RFI - Em termos internacionais, o senhor prevê uma concorrência acirrada entre a China e os Estados Unidos. Mas as bases de regulamentação dessa batalha ainda não estão totalmente estabelecidas. O que podemos esperar para o futuro?

Alexandre Laurent - A inteligência artificial se tornou um instrumento imperialista e há uma guerra tecnológica em curso entre os Estados Unidos e a China, em que o objetivo é se tornar o líder mundial. Nós estamos vivendo uma guerra tecnológica entre esses dois gigantes, enquanto a Europa está ausente dessa batalha porque não investiu suficientemente na inteligência artificial. Hoje os Estados Unidos ainda são os líderes mundiais em desenvolvimento tecnológico, mas a China progride a toda velocidade e, em dois anos, o orçamento total da China em pesquisa e desenvolvimento irá ultrapassar o orçamento americano. O presidente chinês anunciou claramente no ano passado que queria que a China se tornasse a primeira potência científica, tecnológica, financeira e militar até 2045 graças à inteligência artificial. Então haverá sim um embate altamente violento nessa corrida pela inovação tecnológica. Nos resta esperar que esse conflito não termine numa verdadeira guerra militar.

RFI – Como o senhor avalia a situação do Brasil nesse cenário dominado pela tecnologia avançada?
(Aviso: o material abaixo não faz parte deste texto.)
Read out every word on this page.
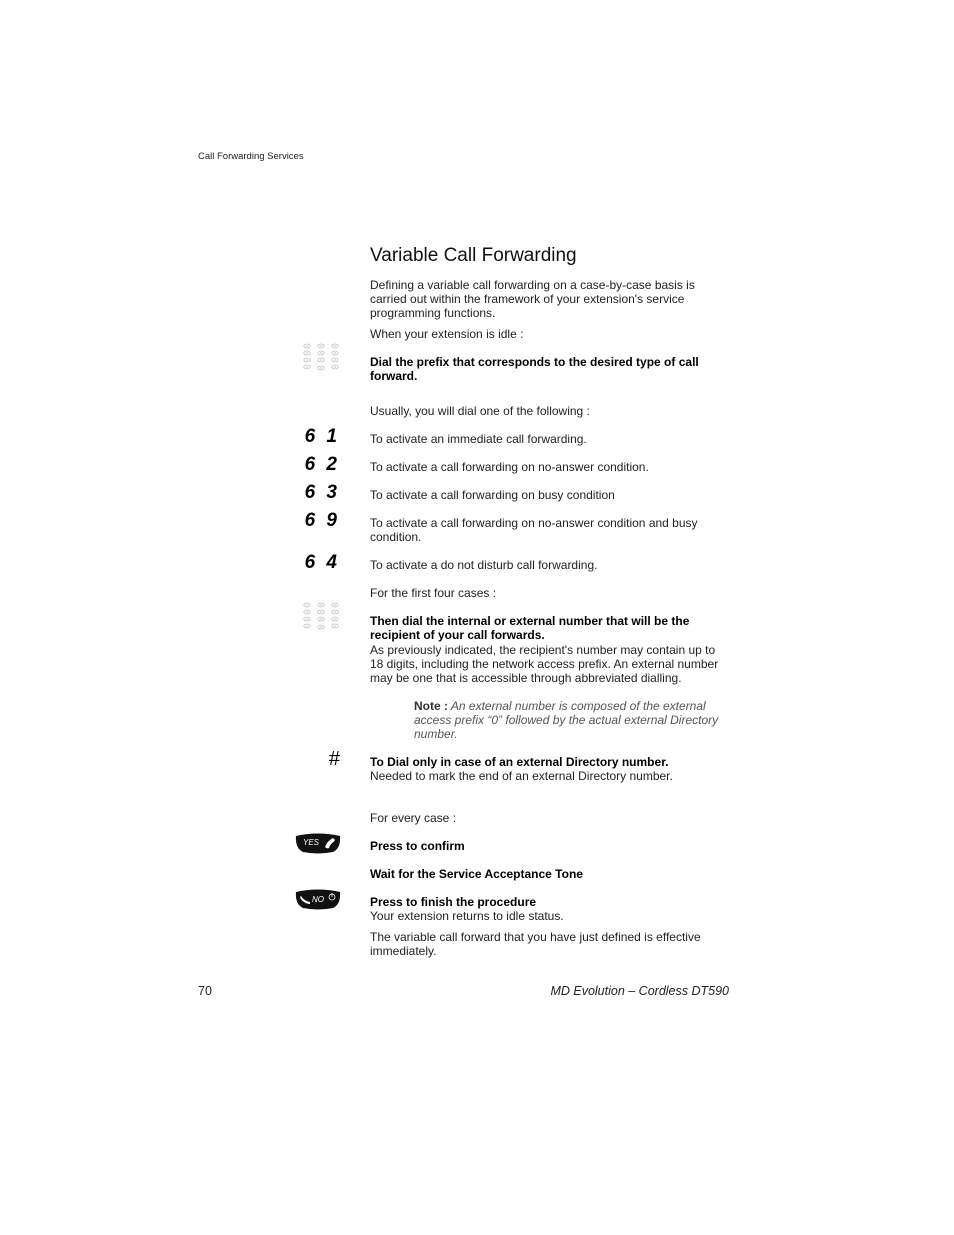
Call Forwarding Services
Variable Call Forwarding
Defining a variable call forwarding on a case-by-case basis is carried out within the framework of your extension's service programming functions.
When your extension is idle :
Dial the prefix that corresponds to the desired type of call forward.
Usually, you will dial one of the following :
6 1	To activate an immediate call forwarding.
6 2	To activate a call forwarding on no-answer condition.
6 3	To activate a call forwarding on busy condition
6 9	To activate a call forwarding on no-answer condition and busy condition.
6 4	To activate a do not disturb call forwarding.
For the first four cases :
Then dial the internal or external number that will be the recipient of your call forwards.
As previously indicated, the recipient's number may contain up to 18 digits, including the network access prefix. An external number may be one that is accessible through abbreviated dialling.
Note : An external number is composed of the external access prefix “0” followed by the actual external Directory number.
#	To Dial only in case of an external Directory number.
Needed to mark the end of an external Directory number.
For every case :
YES	Press to confirm
Wait for the Service Acceptance Tone
NO	Press to finish the procedure
Your extension returns to idle status.
The variable call forward that you have just defined is effective immediately.
70	MD Evolution – Cordless DT590
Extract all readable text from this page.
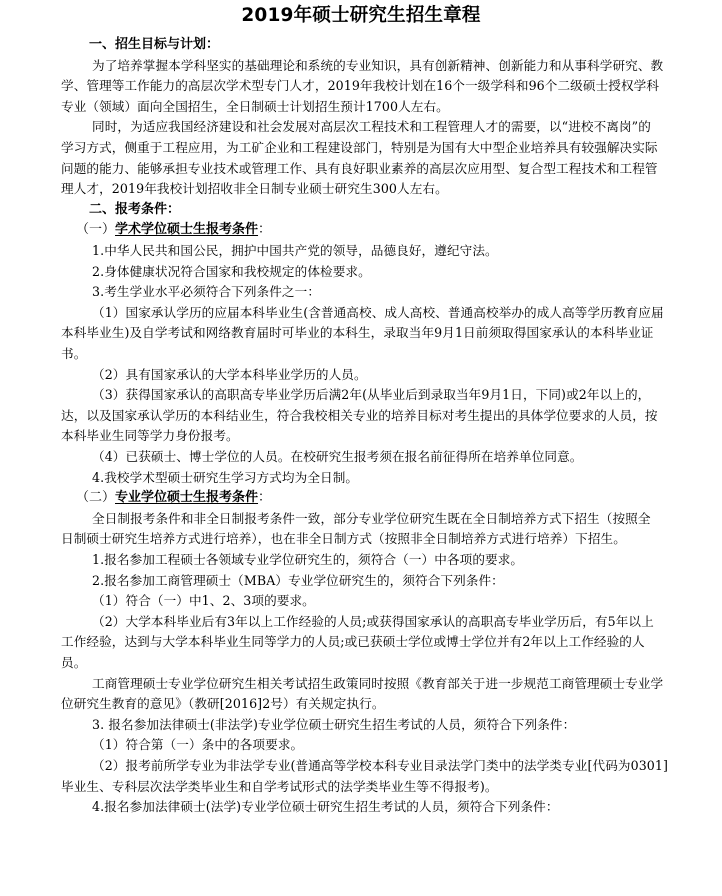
2019年硕士研究生招生章程
一、招生目标与计划：
为了培养掌握本学科坚实的基础理论和系统的专业知识，具有创新精神、创新能力和从事科学研究、教
学、管理等工作能力的高层次学术型专门人才，2019年我校计划在16个一级学科和96个二级硕士授权学科
专业（领域）面向全国招生，全日制硕士计划招生预计1700人左右。
同时，为适应我国经济建设和社会发展对高层次工程技术和工程管理人才的需要，以“进校不离岗”的
学习方式，侧重于工程应用，为工矿企业和工程建设部门，特别是为国有大中型企业培养具有较强解决实际
问题的能力、能够承担专业技术或管理工作、具有良好职业素养的高层次应用型、复合型工程技术和工程管
理人才，2019年我校计划招收非全日制专业硕士研究生300人左右。
二、报考条件：
（一）学术学位硕士生报考条件：
1.中华人民共和国公民，拥护中国共产党的领导，品德良好，遵纪守法。
2.身体健康状况符合国家和我校规定的体检要求。
3.考生学业水平必须符合下列条件之一：
（1）国家承认学历的应届本科毕业生(含普通高校、成人高校、普通高校举办的成人高等学历教育应届
本科毕业生)及自学考试和网络教育届时可毕业的本科生，录取当年9月1日前须取得国家承认的本科毕业证
书。
（2）具有国家承认的大学本科毕业学历的人员。
（3）获得国家承认的高职高专毕业学历后满2年(从毕业后到录取当年9月1日，下同)或2年以上的，
达，以及国家承认学历的本科结业生，符合我校相关专业的培养目标对考生提出的具体学位要求的人员，按
本科毕业生同等学力身份报考。
（4）已获硕士、博士学位的人员。在校研究生报考须在报名前征得所在培养单位同意。
4.我校学术型硕士研究生学习方式均为全日制。
（二）专业学位硕士生报考条件：
全日制报考条件和非全日制报考条件一致，部分专业学位研究生既在全日制培养方式下招生（按照全
日制硕士研究生培养方式进行培养），也在非全日制方式（按照非全日制培养方式进行培养）下招生。
1.报名参加工程硕士各领域专业学位研究生的，须符合（一）中各项的要求。
2.报名参加工商管理硕士（MBA）专业学位研究生的，须符合下列条件：
（1）符合（一）中1、2、3项的要求。
（2）大学本科毕业后有3年以上工作经验的人员;或获得国家承认的高职高专毕业学历后，有5年以上
工作经验，达到与大学本科毕业生同等学力的人员;或已获硕士学位或博士学位并有2年以上工作经验的人
员。
工商管理硕士专业学位研究生相关考试招生政策同时按照《教育部关于进一步规范工商管理硕士专业学
位研究生教育的意见》（教研[2016]2号）有关规定执行。
3. 报名参加法律硕士(非法学)专业学位硕士研究生招生考试的人员，须符合下列条件：
（1）符合第（一）条中的各项要求。
（2）报考前所学专业为非法学专业(普通高等学校本科专业目录法学门类中的法学类专业[代码为0301]
毕业生、专科层次法学类毕业生和自学考试形式的法学类毕业生等不得报考)。
4.报名参加法律硕士(法学)专业学位硕士研究生招生考试的人员，须符合下列条件：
Alexandre Laurent - Eu gosto muito do Brasil, inclusive meus filhos falam português. Entretanto, o Brasil precisa acordar. O Brasil é um país formidável, que tem uma cultura fantástica, mas ele caiu no sono, quer dizer, não investe em pesquisa, não investe na indústria e em tecnologia. É preciso que as elites brasileiras passem a gostar da ciência. O Brasil tem tudo para ser uma grande potência tecnológica, mas infelizmente hoje o Brasil é um país subdesenvolvido, que não avança. As elites brasileiras precisam compreender o mundo que está por vir, de maneira que o país, no futuro, possa ocupar o lugar que ele merece, ou seja, a quarta ou quinta economia do mundo. O Brasil tem vocação para ser uma das cinco maiores potências mundiais em termos econômicos e tecnológicos, e isso seria possível se o país investisse em ciência e em tecnologia.